What is that lace? How old is it? Has it been made by hand or machine? What would it have been used for? These are the types of questions that this practical guide sets out to answer. Lavishly illustrated, it shows you how to identify the sort of lace that you might find hiding away in drawers and cupboards, or buy at a vintage textile fair. It deals predominantly with the hand-made and machine laces of the nineteenth and twentieth centuries. Topics covered include: an introductory survey of the different types of lace, their history and construction; guidelines for a systematic approach to lace identification and advice on cleaning and storage; chapters on the different types of lace: bobbin lace, needlelace, craft laces such as crochet and tatting, machine lace and lace based on tapes and nets. There are exercises on distinguishing similar pieces of lace made using different techniques and there are illustrations of how lace has been used and of some of the tools used in the making. Written by experienced lacemakers, Gilian Dye and Jean Leader, it presents items from their own collections to illuminate and inspire others who wish to know more about this fascinating textile. Lace Identification is a complete guide to the beauty of this stitch craft, and will richly reward all those who study the treasures they may own.

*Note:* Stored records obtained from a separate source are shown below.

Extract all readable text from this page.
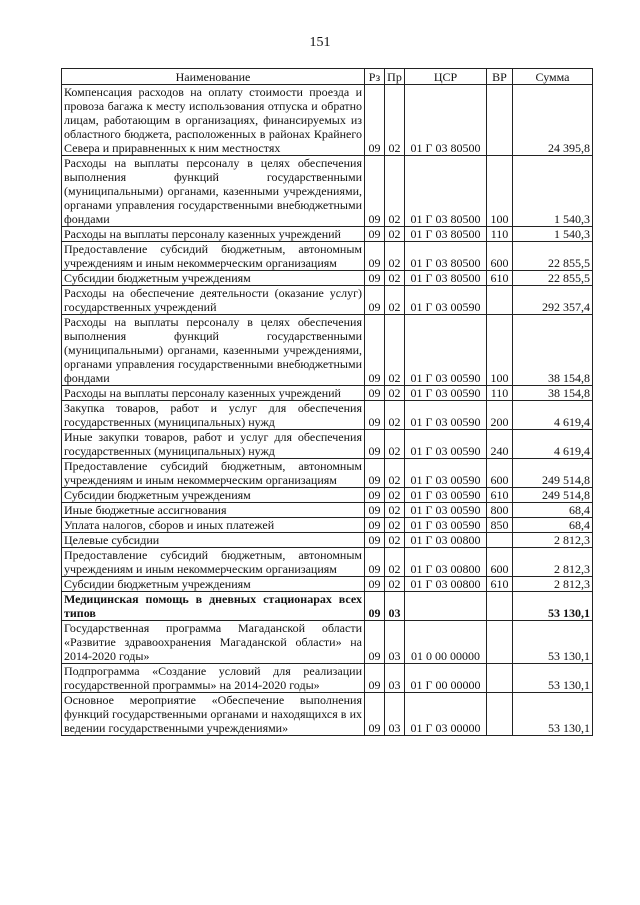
151
Наименование	Рз	Пр	ЦСР	ВР	Сумма
Компенсация расходов на оплату стоимости проезда и провоза багажа к месту использования отпуска и обратно лицам, работающим в организациях, финансируемых из областного бюджета, расположенных в районах Крайнего Севера и приравненных к ним местностях	09	02	01 Г 03 80500		24 395,8
Расходы на выплаты персоналу в целях обеспечения выполнения функций государственными (муниципальными) органами, казенными учреждениями, органами управления государственными внебюджетными фондами	09	02	01 Г 03 80500	100	1 540,3
Расходы на выплаты персоналу казенных учреждений	09	02	01 Г 03 80500	110	1 540,3
Предоставление субсидий бюджетным, автономным учреждениям и иным некоммерческим организациям	09	02	01 Г 03 80500	600	22 855,5
Субсидии бюджетным учреждениям	09	02	01 Г 03 80500	610	22 855,5
Расходы на обеспечение деятельности (оказание услуг) государственных учреждений	09	02	01 Г 03 00590		292 357,4
Расходы на выплаты персоналу в целях обеспечения выполнения функций государственными (муниципальными) органами, казенными учреждениями, органами управления государственными внебюджетными фондами	09	02	01 Г 03 00590	100	38 154,8
Расходы на выплаты персоналу казенных учреждений	09	02	01 Г 03 00590	110	38 154,8
Закупка товаров, работ и услуг для обеспечения государственных (муниципальных) нужд	09	02	01 Г 03 00590	200	4 619,4
Иные закупки товаров, работ и услуг для обеспечения государственных (муниципальных) нужд	09	02	01 Г 03 00590	240	4 619,4
Предоставление субсидий бюджетным, автономным учреждениям и иным некоммерческим организациям	09	02	01 Г 03 00590	600	249 514,8
Субсидии бюджетным учреждениям	09	02	01 Г 03 00590	610	249 514,8
Иные бюджетные ассигнования	09	02	01 Г 03 00590	800	68,4
Уплата налогов, сборов и иных платежей	09	02	01 Г 03 00590	850	68,4
Целевые субсидии	09	02	01 Г 03 00800		2 812,3
Предоставление субсидий бюджетным, автономным учреждениям и иным некоммерческим организациям	09	02	01 Г 03 00800	600	2 812,3
Субсидии бюджетным учреждениям	09	02	01 Г 03 00800	610	2 812,3
Медицинская помощь в дневных стационарах всех типов	09	03			53 130,1
Государственная программа Магаданской области «Развитие здравоохранения Магаданской области» на 2014-2020 годы»	09	03	01 0 00 00000		53 130,1
Подпрограмма «Создание условий для реализации государственной программы» на 2014-2020 годы»	09	03	01 Г 00 00000		53 130,1
Основное мероприятие «Обеспечение выполнения функций государственными органами и находящихся в их ведении государственными учреждениями»	09	03	01 Г 03 00000		53 130,1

Lace Identification by Gilian Dye Jean Leader
About the author
Gilian Dye has been making and teaching lace since the 1970s. She has been an active member of the British Lace Guild since its early years and was involved in establishing the Guild's lace collection as a registered museum. She has written books and articles on many aspects of lace, including a series on early lace, her particular interest and area of expertise. Jean Leader is a maker and teacher of lace, and the author of several books on lacemaking. She has contributed material on lace identification to a guide for textile curators in British museums, has produced a reference to different types of lace in the form of an iPhone app and, in addition to her personal website, has one dedicated to European laces.